Télévision à la demande (TVOD)
TVOD signifie Transactional Video On Demand. Contrairement à la SVOD, où l’utilisateur paie un abonnement donnant accès à un catalogue, la TVOD repose sur une transaction par programme : location temporaire ou achat définitif selon les plateformes. Ce modèle est important pour les films récents, les événements, les programmes premium ou les catalogues qui ne sont pas inclus dans un abonnement. Dans l’histoire de la télévision connectée, la TVOD prolonge la logique du paiement à la séance tout en l’adaptant aux interfaces numériques, aux box opérateurs et aux plateformes en ligne.
Débit
Le débit mesure la quantité de données qui circule chaque seconde. En télévision numérique, il conditionne fortement la qualité : plus le débit disponible est élevé, plus il est possible de préserver les détails, les mouvements rapides ou la qualité sonore. Mais le débit dépend aussi du codec utilisé : une vidéo HEVC peut obtenir une qualité proche à un débit inférieur à H.264, lui-même plus efficace que MPEG-2. Dans un multiplex TNT, un transpondeur satellite ou un flux IPTV, le débit doit être partagé entre plusieurs services. L’enjeu est donc toujours un compromis entre quantité de chaînes, qualité d’image, robustesse et coût de diffusion.

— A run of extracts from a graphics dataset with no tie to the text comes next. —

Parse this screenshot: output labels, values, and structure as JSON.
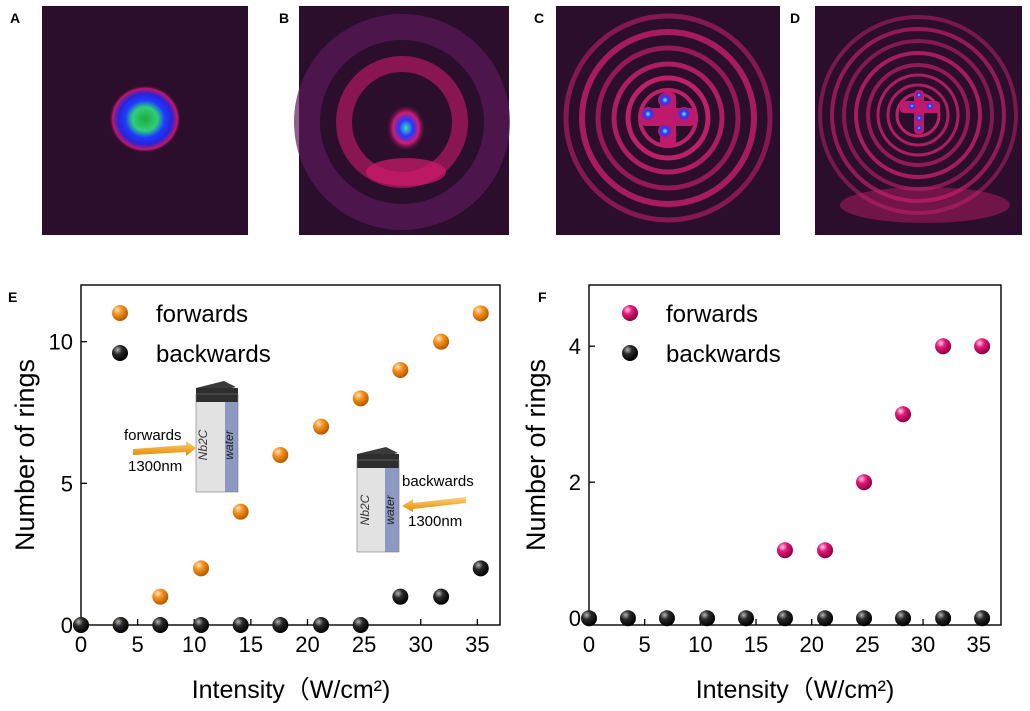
{
  "panels": {
    "A": {
      "label": "A"
    },
    "B": {
      "label": "B"
    },
    "C": {
      "label": "C"
    },
    "D": {
      "label": "D"
    }
  },
  "colors": {
    "forwards_E": "#f7931e",
    "backwards": "#1a1a1a",
    "forwards_F": "#e5197a",
    "beam_bg": "#2a0e2c"
  },
  "insets": {
    "forward": {
      "material": "Nb2C",
      "liquid": "water",
      "direction": "forwards",
      "wavelength": "1300nm"
    },
    "backward": {
      "material": "Nb2C",
      "liquid": "water",
      "direction": "backwards",
      "wavelength": "1300nm"
    }
  },
  "chart_data": [
    {
      "panel": "E",
      "type": "scatter",
      "xlabel": "Intensity（W/cm²)",
      "ylabel": "Number of rings",
      "xlim": [
        0,
        37
      ],
      "ylim": [
        0,
        12
      ],
      "xticks": [
        0,
        5,
        10,
        15,
        20,
        25,
        30,
        35
      ],
      "yticks": [
        0,
        5,
        10
      ],
      "legend": "top-left",
      "series": [
        {
          "name": "forwards",
          "color": "#f7931e",
          "x": [
            0,
            3.5,
            7,
            10.6,
            14.1,
            17.6,
            21.2,
            24.7,
            28.2,
            31.8,
            35.3
          ],
          "y": [
            0,
            0,
            1,
            2,
            4,
            6,
            7,
            8,
            9,
            10,
            11
          ]
        },
        {
          "name": "backwards",
          "color": "#1a1a1a",
          "x": [
            0,
            3.5,
            7,
            10.6,
            14.1,
            17.6,
            21.2,
            24.7,
            28.2,
            31.8,
            35.3
          ],
          "y": [
            0,
            0,
            0,
            0,
            0,
            0,
            0,
            0,
            1,
            1,
            2
          ]
        }
      ]
    },
    {
      "panel": "F",
      "type": "scatter",
      "xlabel": "Intensity（W/cm²)",
      "ylabel": "Number of rings",
      "xlim": [
        0,
        37
      ],
      "ylim": [
        -0.1,
        4.9
      ],
      "xticks": [
        0,
        5,
        10,
        15,
        20,
        25,
        30,
        35
      ],
      "yticks": [
        0,
        2,
        4
      ],
      "legend": "top-left",
      "series": [
        {
          "name": "forwards",
          "color": "#e5197a",
          "x": [
            17.6,
            21.2,
            24.7,
            28.2,
            31.8,
            35.3
          ],
          "y": [
            1,
            1,
            2,
            3,
            4,
            4
          ]
        },
        {
          "name": "backwards",
          "color": "#1a1a1a",
          "x": [
            0,
            3.5,
            7,
            10.6,
            14.1,
            17.6,
            21.2,
            24.7,
            28.2,
            31.8,
            35.3
          ],
          "y": [
            0,
            0,
            0,
            0,
            0,
            0,
            0,
            0,
            0,
            0,
            0
          ]
        }
      ]
    }
  ]
}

Télévision payante / Pay-TV
La télévision payante repose sur l’idée qu’un programme ou un bouquet n’est pas accessible librement à tous les téléspectateurs : il faut s’abonner, acheter un droit ou payer un événement. Techniquement, elle s’appuie sur des systèmes de contrôle d’accès, de cryptage, de cartes, de décodeurs ou d’identification numérique. Éditorialement, elle permet de financer des contenus coûteux ou exclusifs : cinéma, sport, séries, chaînes thématiques. Son histoire est liée au câble, au satellite, aux chaînes cryptées et aux box opérateurs. Elle transforme la relation au téléspectateur : celui-ci n’est plus seulement une audience publicitaire, il devient aussi un abonné.